Produksi sampah kota Makassar setiap hari sebanyak dua ton. Angka ini berbanding terbalik dengan armada (95 unit) dinas terkait, yang hanya mampu mengangkut 1,2 ton. Jelas, ini sangat menghambat pendistribusian sampah, yang masih tersisa 0,8 ton.

Belum lagi dengan tenaga kebersihan yang hanya 117 orang. "Itu sudah termasuk tenaga pengawas. Yang efektif hanya 110 orang. Bayangkan dengan jumlah kelurahan yang mencapai 143," kata Kepala Bidang Pengelolaan Kebersihan Dinas Pengelolaan Lingkungan Hidup dan Keindahan (PLH & K) Makassar, M Ali Achmad, pada Diskusi Multi Pihak yang diselenggarakan Lembaga Studi Informasi dan Media Massa (eLSIM), di ruang rapat Kantor KPUD Sulsel, Jumat 6 Juli.

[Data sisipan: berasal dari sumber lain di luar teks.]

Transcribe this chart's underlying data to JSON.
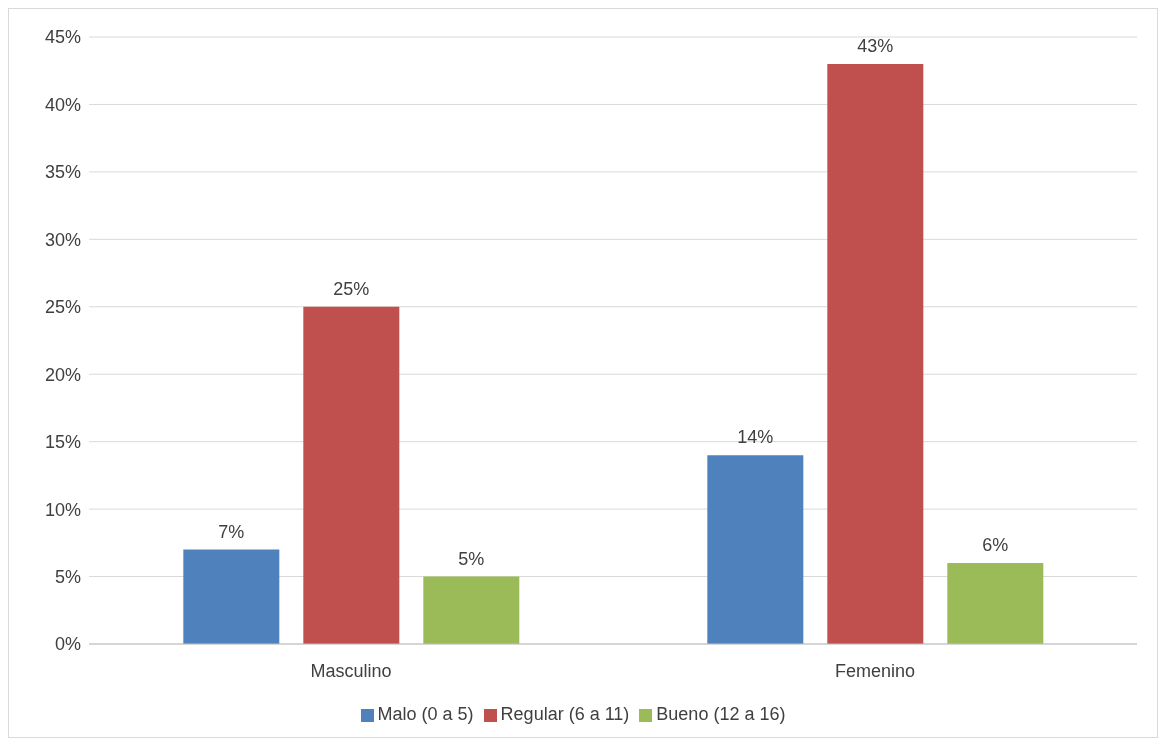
{
  "chart_data": {
    "type": "bar",
    "categories": [
      "Masculino",
      "Femenino"
    ],
    "series": [
      {
        "name": "Malo (0 a 5)",
        "color": "#4f81bd",
        "values": [
          7,
          14
        ],
        "value_labels": [
          "7%",
          "14%"
        ]
      },
      {
        "name": "Regular (6 a 11)",
        "color": "#c0504d",
        "values": [
          25,
          43
        ],
        "value_labels": [
          "25%",
          "43%"
        ]
      },
      {
        "name": "Bueno (12 a 16)",
        "color": "#9bbb59",
        "values": [
          5,
          6
        ],
        "value_labels": [
          "5%",
          "6%"
        ]
      }
    ],
    "ylim": [
      0,
      45
    ],
    "yticks": [
      {
        "value": 0,
        "label": "0%"
      },
      {
        "value": 5,
        "label": "5%"
      },
      {
        "value": 10,
        "label": "10%"
      },
      {
        "value": 15,
        "label": "15%"
      },
      {
        "value": 20,
        "label": "20%"
      },
      {
        "value": 25,
        "label": "25%"
      },
      {
        "value": 30,
        "label": "30%"
      },
      {
        "value": 35,
        "label": "35%"
      },
      {
        "value": 40,
        "label": "40%"
      },
      {
        "value": 45,
        "label": "45%"
      }
    ],
    "grid": "y",
    "legend": "bottom"
  }
}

Diskusi yang mengkaji tentang Perda Kebersihan dan Perilaku Terhadap Sampah, itu menilai bahwa selama ini, upaya penanganan sampah tidak lebih hanya untuk berburu Adipura. Bahkan, penanganan sampah lebih bersifat politis dan proyek.

"Retribusi sudah menjadi ladang pendapatan daerah, bukan untuk menjadikan Makassar sebagai kota yang bebas dari sampah," sebut Idris Muhammad, peserta diskusi.

A Syafiuddin B, Kepala Bidang Pengendalian Pencemaran Kementerian Lingkungan Hidup, menanggapi Ali Achmad yang mengemukakan rencana pemkot tentang kawasan tertib hanya di beberapa titik. "Bukan hanya itu (kawasan tertib) yang harus dijaga, tapi semua. Hal ini mengingat Makassar sebagai kota metropolis yang tiap tahunnya mendapat tambahan 20 titik penilaian Adipura."

Sementara Abd Rahman Nur, Ketua Yayasan Peduli Pemulung Makassar, menyarankan, agar pemerintah lebih menyentuh pemulung. "Ada 3000-an pemulung yang bergabung dengan kami, jika pemerintah melihat ini sebagai potensi, meski itu kecil, tapi setidaknya kami bisa membantu," ujarnya.

Selain itu, sinergi antara dinas terkait dengan masyarakat maupun pembuang sampah dengan para pemulung harus terjalin. "Juga mentalitas yang terlembagakan," tegas M Taufik dari Wahana Lingkungan Hidup.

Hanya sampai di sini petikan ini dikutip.